Renato Sandri, um dos principais especialistas em América Latina do ex-P.C. Italiano, caracterizou em 1987 (a propósito dos 20 anos da morte de Guevara), a empreitada de Ñancahuazú como “tentativa desesperada de vencer o cerco, de incendiar a pradaria latino-americana, de contribuir do coração do continente para a romper as linhas de força dominantes em escala mundial. Eu posso fazer isto que a ti é negado pela tua responsabilidade na chefia de Cuba…: nesta passagem da carta de adeus a Fidel Castro está a chave da última empreitada de Guevara, concebida e conduzida contra tudo e contra todos, contra a própria teorização da sua experiência que ele havia agudamente recolhido em seus escritos sobre a guerra de guerrilha. Então, nos escritos dos últimos meses, não menos que no seu agir, emerge o sentimento trágico da vida, o desafio à morte… , em uma palavra, a natureza hispânica que o havia nutrido.

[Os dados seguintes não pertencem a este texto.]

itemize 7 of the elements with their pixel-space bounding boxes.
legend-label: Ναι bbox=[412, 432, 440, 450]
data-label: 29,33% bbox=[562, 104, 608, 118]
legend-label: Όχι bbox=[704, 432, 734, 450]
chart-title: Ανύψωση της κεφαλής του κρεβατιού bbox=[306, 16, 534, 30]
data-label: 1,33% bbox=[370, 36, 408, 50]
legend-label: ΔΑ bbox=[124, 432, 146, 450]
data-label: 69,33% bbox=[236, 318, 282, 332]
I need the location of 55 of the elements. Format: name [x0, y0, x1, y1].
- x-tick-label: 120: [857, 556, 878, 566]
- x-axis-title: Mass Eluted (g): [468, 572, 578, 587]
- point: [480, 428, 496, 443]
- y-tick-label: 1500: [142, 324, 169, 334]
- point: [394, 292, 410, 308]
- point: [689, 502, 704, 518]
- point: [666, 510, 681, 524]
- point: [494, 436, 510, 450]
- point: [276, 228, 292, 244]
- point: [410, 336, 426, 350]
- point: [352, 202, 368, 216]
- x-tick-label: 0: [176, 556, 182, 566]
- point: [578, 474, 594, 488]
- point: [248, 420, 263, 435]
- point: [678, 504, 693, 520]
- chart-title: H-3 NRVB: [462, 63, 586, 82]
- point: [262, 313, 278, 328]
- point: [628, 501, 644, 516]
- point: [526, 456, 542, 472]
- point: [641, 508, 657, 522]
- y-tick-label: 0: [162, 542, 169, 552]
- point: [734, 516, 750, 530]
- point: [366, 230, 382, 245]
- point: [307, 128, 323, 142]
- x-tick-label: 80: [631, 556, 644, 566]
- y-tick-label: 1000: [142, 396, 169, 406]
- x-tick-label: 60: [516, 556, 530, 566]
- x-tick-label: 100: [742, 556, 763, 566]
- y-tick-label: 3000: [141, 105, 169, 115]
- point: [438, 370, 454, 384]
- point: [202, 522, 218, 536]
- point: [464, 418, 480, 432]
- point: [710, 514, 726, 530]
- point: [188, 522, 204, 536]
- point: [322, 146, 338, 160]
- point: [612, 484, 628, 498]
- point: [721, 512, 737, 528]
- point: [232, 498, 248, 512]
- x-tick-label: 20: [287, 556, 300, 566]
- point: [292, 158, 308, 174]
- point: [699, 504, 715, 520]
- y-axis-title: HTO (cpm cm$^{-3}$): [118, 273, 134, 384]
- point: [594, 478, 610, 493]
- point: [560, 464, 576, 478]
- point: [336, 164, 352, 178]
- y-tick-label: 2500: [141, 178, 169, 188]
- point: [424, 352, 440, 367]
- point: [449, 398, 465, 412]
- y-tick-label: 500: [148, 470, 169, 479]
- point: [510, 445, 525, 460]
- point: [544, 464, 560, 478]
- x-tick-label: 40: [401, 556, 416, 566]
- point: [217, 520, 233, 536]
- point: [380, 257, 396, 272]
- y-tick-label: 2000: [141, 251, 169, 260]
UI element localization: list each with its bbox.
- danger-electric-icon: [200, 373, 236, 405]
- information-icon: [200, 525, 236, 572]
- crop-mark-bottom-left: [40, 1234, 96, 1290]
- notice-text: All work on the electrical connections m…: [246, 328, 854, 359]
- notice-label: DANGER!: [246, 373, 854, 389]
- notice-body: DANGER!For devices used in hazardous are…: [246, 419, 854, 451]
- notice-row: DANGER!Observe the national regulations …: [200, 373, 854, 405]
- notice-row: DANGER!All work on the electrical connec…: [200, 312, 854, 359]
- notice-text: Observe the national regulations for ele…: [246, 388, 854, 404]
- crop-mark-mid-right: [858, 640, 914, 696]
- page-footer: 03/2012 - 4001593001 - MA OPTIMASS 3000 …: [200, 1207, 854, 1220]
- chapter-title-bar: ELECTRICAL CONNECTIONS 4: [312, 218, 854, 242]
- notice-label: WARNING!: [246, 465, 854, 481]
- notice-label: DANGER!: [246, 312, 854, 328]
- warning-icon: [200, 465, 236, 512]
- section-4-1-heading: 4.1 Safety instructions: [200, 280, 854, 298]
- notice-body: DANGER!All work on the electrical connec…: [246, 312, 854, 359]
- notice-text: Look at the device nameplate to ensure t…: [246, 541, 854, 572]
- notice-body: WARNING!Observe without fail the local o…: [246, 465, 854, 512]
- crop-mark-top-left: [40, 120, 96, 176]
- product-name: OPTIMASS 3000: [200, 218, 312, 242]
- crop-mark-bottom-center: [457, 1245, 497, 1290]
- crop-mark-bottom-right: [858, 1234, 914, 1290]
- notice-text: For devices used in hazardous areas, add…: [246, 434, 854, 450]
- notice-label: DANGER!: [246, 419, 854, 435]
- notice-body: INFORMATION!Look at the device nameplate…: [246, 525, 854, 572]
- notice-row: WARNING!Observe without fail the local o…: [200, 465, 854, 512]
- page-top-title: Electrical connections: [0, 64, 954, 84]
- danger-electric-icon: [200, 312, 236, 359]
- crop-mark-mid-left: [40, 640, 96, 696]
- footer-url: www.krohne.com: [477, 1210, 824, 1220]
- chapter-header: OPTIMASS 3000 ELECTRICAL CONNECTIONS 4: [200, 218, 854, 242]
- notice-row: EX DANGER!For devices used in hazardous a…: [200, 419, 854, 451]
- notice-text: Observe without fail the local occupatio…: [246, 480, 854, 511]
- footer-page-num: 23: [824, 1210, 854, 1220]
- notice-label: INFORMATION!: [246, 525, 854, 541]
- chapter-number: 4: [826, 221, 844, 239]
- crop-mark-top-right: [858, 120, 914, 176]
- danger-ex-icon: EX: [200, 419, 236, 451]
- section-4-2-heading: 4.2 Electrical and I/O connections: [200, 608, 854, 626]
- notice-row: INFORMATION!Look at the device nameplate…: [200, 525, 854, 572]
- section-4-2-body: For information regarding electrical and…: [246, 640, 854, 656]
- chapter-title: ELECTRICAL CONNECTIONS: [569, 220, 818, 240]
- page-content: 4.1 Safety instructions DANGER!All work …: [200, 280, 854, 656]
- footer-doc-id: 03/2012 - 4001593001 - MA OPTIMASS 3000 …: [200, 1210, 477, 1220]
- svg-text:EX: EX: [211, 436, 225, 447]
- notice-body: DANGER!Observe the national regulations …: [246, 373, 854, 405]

Mas, para além da literatura, a sua resposta ao horizonte que parecia sem aberturas racionais foi em termos de voluntarismo extremo; concretizou na sua última ação a necessidade de absoluto que havia percorrido todo o seu pensamento (tinha dito na Argélia em 1964: hoje buscamos desesperadamente o melhor caminho. Enganamo-nos. Tornamos a nos enganar… Vamos pondo o nosso pequeno grão de areia a serviço da grande aspiração da humanidade: o advento definitivo do comunismo, a sociedade sem classes, a sociedade perfeita…)” .
* Versão alterada de um artigo publicado na revista Crítica Marxista em 1997.
** João Quartim de Moraes é professor titular aposentado da Unicamp. Presidente da Fundação Maurício Grabois de São Paulo. Desenvolveu pesquisas e publicou artigos e livros nas áreas de história da filosofia antiga, teoria política, materialismo, marxismo, instituições brasileiras etc.